The one feature why I changed almost all my projects from python2 to python3 is the vastly improved handling of encoding stuff. In python2, I was never sure if I needed to throw in a .decode or a .encode and with which arguments to make things work. All my üs and äs would end up as weird characters, so I would try an .encode, which sometimes solved it and sometimes made it weirder yet. So I would try .decode instead, which then sometimes solved it and sometimes didn’t. It was not fun.
Now, for python3, the story is much better and cleaner, since I either have utf-8 strings, which I can print and everything or I have bytes, which are just bytes and need to be decoded before they can be treated as strings. Standard library functions in python3 take and return either strings or bytes. Take for example the open() call: depending on the mode, it returns bytes or strings. If I try to write bytes to a file opened in string mode, I get a TypeError. So everything is warm and nice and I get type errors if I do stupid things, and then I immediately know if I have to decode or encode.
So I wrote a small program which takes a mail on stdin and passes it via LMTP to dovecot, using python3’s smtplib. Everything worked, no type errors anywhere, I even tested it by sending some weird characters in an email. It worked. I deployed to the hemio mail server. A few days later, I get an SMS in the morning: We are loosing mails! Just silently dropping them. WHAT? That’s of course the worst possible thing you can do as a mailserver. After shutting down the mail server to prevent further breakage, I check the log what was happening. The Traceback I see gives me flashbacks to python2:
Traceback (most recent call last):
File “/usr/local/lib/lda-lmtp.py”, line 163, in
exitcode = main(args)
File “/usr/local/lib/lda-lmtp.py”, line 57, in main
msg = sys.stdin.read()
File “/usr/lib/python3.4/encodings/ascii.py”, line 26, in decode
return codecs.ascii_decode(input, self.errors)[0]

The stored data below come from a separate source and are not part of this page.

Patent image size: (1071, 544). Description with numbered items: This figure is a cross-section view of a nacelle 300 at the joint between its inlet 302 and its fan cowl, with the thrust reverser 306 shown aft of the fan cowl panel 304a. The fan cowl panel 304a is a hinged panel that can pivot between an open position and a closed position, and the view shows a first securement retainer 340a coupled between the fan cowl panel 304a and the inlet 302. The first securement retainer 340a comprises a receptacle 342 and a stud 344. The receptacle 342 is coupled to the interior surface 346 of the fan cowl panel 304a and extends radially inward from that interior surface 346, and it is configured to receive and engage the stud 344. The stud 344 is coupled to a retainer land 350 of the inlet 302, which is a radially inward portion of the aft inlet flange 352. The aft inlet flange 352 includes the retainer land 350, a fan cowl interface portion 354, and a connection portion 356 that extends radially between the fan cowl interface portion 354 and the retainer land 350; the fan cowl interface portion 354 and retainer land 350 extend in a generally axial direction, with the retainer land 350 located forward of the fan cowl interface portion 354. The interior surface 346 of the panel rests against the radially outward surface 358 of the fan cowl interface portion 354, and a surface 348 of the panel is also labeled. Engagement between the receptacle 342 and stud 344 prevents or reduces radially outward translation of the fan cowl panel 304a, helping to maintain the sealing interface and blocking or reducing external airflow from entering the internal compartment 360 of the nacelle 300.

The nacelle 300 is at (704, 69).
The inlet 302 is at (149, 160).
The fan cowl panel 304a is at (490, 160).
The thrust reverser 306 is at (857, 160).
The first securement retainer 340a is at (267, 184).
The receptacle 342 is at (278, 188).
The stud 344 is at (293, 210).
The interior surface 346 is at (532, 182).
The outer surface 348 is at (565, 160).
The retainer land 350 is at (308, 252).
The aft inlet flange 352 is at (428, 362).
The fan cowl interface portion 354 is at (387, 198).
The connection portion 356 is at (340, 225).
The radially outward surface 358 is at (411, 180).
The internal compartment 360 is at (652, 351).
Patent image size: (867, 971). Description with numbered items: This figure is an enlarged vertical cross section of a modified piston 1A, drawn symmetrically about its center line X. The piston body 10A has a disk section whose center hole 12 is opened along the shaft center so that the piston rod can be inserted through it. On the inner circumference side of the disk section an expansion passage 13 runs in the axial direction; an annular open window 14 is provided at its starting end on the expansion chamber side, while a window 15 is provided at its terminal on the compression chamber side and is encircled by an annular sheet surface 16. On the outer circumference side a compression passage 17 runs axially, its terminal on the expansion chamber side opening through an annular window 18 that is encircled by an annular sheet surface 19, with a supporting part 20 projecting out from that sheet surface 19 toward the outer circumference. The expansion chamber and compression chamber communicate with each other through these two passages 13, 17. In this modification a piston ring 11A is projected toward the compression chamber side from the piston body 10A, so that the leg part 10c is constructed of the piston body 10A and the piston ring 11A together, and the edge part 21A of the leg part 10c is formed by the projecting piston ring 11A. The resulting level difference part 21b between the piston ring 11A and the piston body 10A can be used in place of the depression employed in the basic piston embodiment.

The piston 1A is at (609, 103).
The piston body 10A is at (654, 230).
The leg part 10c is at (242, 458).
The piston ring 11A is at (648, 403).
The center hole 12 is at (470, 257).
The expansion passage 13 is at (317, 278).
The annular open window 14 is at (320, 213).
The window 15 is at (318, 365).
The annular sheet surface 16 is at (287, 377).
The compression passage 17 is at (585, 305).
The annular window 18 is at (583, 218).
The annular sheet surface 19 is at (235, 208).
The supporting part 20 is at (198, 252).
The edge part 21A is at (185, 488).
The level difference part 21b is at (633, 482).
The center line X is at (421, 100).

UnicodeDecodeError: ‘ascii’ codec can’t decode byte 0xc3 in position 13114: ordinal not in range(128)
What? How do I get a UnicodeDecodeError? I thought I was passing unicode strings around all the time, why decode? Checking the documentation of smtplib.SMTP.sendmail, it says:
…msg may be a string containing characters in the ASCII range, or a byte string. A string is encoded to bytes using the ascii codec…
So: smtplib.SMTP.sendmail wants bytes. However, if you pass a string instead, it will silently .encode it using the ‘ascii’ codec. WHY? One of the features of python3 is that you have to consciously decide if you want to encode or decode, instead of the willy-nilly casting/one-type-fits-all of python2. But, helpful as ever, smtplib just ascii-encodes your msg for you. Which will barf on interesting characters. Which ended up just dropping mails. Not nice.
The fix was easy: I re-opened stdin in binary mode and just read in the mails in binary directly, such that my program never has to think about encodings and strings. But I am very confused why smtplib is going out of its way to confuse python3 developers. If you can only deal with bytes, just accept bytes. Throw a traceback if you are given strings. Don’t silently try ascii-decoding a given string. It hurts, it loses mails and virtual kittens die!
And why didn’t my testing catch that earlier? Well, my mail program, claws-mail, encodes all outgoing mails in 7bit-printable encoding automatically, so I never actually tested 8bitmime. -_-